Why don't people pay it up front

Fighting pandemics: Keeping track of contacts backwards to move forward

A video conference with Hitoshi Oshitani from the Japanese Subcommittee on Novel Coronavirus Disease Control opened his eyes, says US infectious disease specialist KJ Seung. It had become clear to him why what had been done so far in the USA to find and isolate the contacts of Covid 19 patients had so little success, explains Seung. As a member of the non-profit organization "Partners In Health" he helps implement the contact tracing program in Massachusetts, USA.

While most states warn contact persons, i.e. people to whom infected people may have passed the virus on, Japan does it the other way around. And with great success, as Seung has to admit. Since then, he has also implemented this method in the US state of Massachusetts. »With retrospective contact tracking, we can find clusters in a much more targeted manner; we can identify more cases and in a much more efficient way. "

This article is featured in Spectrum - The Week, 48/2020

The strategy is based on the knowledge that it is mainly »super spreaders« that are driving the pandemic. From a purely statistical point of view, there is a high probability that whoever infected the infected person passed the virus on to a number of other people. A so-called cluster, a group of infected people, forms around it. "We're trying to find the source of the infection because there has to be a cluster somewhere," explains Oshitani.

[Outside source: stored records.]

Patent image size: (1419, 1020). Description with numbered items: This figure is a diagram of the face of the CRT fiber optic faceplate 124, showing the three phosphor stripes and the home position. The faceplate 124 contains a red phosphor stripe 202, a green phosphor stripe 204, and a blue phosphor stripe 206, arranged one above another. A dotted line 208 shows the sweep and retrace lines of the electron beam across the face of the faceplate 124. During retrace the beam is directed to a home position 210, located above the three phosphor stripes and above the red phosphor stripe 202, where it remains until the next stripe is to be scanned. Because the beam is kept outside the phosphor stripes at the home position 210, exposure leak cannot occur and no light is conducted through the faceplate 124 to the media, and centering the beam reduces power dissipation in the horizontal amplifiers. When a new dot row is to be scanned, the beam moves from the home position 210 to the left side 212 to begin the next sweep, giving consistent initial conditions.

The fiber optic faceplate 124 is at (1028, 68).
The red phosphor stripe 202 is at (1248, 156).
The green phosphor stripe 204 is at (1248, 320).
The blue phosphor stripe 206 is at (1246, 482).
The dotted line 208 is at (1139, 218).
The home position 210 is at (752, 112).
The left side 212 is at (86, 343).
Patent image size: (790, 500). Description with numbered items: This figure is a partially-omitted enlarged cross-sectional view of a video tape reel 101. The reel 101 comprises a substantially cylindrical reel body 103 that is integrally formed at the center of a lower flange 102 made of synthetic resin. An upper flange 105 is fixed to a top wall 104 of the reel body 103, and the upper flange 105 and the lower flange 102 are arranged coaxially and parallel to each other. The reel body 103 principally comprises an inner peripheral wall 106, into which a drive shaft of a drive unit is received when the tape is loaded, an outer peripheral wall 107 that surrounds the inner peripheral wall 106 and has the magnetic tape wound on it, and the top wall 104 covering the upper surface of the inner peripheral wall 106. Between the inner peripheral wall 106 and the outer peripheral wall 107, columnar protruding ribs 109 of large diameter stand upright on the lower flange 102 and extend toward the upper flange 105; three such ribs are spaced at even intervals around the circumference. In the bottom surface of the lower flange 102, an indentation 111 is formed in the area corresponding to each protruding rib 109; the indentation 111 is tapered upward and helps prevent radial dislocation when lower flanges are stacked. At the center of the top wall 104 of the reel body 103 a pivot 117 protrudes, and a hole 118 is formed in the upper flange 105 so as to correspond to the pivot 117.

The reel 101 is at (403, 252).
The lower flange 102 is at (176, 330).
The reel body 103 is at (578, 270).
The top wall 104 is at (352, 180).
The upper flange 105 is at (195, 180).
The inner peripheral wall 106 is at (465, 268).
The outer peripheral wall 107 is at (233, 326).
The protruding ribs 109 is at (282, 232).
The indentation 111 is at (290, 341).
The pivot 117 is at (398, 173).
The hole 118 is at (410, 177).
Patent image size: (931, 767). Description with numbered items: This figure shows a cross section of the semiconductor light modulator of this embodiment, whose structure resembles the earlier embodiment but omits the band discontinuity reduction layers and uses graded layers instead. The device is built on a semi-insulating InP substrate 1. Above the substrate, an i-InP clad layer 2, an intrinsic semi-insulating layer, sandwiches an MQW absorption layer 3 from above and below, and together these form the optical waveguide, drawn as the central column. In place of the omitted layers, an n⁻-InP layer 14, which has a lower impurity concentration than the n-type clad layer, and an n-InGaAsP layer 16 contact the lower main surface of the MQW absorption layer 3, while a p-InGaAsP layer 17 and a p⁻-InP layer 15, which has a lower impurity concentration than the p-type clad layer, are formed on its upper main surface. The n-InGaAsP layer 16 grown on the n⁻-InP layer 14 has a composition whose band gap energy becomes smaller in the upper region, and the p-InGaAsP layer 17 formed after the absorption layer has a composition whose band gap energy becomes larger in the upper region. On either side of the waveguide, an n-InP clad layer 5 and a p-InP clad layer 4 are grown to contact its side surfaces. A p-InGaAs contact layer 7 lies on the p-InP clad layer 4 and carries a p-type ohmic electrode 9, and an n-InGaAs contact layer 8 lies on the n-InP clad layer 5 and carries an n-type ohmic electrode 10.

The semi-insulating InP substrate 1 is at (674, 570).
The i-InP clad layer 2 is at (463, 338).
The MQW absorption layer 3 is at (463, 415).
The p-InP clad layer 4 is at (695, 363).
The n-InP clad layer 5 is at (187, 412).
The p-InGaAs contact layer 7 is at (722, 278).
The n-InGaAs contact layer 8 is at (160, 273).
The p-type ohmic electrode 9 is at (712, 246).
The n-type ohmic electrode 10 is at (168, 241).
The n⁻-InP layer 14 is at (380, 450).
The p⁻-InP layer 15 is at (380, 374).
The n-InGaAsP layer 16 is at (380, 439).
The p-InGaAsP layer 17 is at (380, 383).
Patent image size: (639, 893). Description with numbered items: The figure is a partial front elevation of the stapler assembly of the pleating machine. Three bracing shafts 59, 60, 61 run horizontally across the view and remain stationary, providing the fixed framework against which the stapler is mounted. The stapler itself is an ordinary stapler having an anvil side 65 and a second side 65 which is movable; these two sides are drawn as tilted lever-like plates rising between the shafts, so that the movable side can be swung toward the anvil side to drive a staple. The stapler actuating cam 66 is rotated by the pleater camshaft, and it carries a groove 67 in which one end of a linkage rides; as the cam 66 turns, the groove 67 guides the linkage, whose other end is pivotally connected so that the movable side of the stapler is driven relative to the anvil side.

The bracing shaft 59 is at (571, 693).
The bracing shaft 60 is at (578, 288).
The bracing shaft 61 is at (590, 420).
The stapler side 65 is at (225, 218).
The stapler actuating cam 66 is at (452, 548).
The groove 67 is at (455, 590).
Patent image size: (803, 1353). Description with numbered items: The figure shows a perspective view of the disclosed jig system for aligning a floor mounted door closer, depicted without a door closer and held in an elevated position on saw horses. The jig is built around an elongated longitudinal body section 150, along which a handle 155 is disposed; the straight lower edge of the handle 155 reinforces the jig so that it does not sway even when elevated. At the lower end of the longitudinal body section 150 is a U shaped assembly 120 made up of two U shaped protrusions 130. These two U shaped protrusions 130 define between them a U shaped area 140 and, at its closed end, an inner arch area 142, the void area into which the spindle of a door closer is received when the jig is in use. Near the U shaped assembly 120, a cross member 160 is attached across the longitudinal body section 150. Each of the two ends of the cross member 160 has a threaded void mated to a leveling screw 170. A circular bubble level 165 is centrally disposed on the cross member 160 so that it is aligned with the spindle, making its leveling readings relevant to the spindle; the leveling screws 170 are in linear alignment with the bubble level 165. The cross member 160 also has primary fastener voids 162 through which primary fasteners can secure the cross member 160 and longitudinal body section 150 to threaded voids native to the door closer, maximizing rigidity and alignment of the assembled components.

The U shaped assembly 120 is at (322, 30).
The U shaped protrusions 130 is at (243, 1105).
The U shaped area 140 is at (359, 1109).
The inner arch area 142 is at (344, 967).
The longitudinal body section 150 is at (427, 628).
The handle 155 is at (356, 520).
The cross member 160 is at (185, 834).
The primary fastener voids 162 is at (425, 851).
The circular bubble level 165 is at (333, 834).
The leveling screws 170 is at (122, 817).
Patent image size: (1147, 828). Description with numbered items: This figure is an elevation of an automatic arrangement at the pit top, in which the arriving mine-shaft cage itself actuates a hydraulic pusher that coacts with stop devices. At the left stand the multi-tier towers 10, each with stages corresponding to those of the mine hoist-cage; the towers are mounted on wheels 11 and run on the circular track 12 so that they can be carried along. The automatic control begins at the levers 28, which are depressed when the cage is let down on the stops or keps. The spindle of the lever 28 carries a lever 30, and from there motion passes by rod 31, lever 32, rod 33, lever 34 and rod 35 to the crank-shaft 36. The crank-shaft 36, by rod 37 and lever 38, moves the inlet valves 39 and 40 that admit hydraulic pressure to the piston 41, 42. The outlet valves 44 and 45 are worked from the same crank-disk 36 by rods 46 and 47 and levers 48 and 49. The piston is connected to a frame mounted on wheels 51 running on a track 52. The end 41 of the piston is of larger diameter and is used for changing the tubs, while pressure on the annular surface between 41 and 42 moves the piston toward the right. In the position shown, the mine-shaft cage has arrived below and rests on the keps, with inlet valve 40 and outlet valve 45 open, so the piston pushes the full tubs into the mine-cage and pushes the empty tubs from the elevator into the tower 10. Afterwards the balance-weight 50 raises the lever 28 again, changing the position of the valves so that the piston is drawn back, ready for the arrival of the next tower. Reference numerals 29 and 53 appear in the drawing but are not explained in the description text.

On the hunt for the clusters

In June, researchers at the London School of Hygiene and Tropical Medicine estimated that around 80 percent of transmissions come from around ten percent of those infected. "With the classic, forward-looking method, you have to identify a lot more confirmed cases to find a cluster." If, on the other hand, someone from the ten percent pool is found, their contacts are followed up again in a classic, forward-looking manner - after all, they probably have more infected.

"With retrospective contact tracking, we can find clusters much more purposefully" (KJ Seung)

With "retrospective contact follow-up" one therefore looks for those contacts that a patient had before he was infected. This is how you try to find the source of your contagion. This approach is based on the knowledge that most people infected with Covid-19 do not infect anyone, while only a few pass the virus on to others. This finding is not new, but its importance for fighting the pandemic has so far been underestimated by those responsible in Europe and the USA, explains technology sociologist Zeynep Tüfekçi: “Countries that overlook this characteristic of the virus are risking the worst of two worlds: tough restrictions that barely help stop the virus from spreading. "

The theory is easy to explain, says Tüfekçi in a webinar by the Berkman Klein Center for Internet and Society at Harvard University, to which KJ Seung and his Japanese colleague Hitoshi Oshitani, who is considered one of the pioneers behind the Japanese approach, are invited . This approach, which focuses on the discovery of clusters by means of retrospective contact tracing, among other things, has resulted in relatively low numbers in Japan - without sophisticated surveillance technology, without a strict lockdown, despite fewer tests and despite a densely populated population.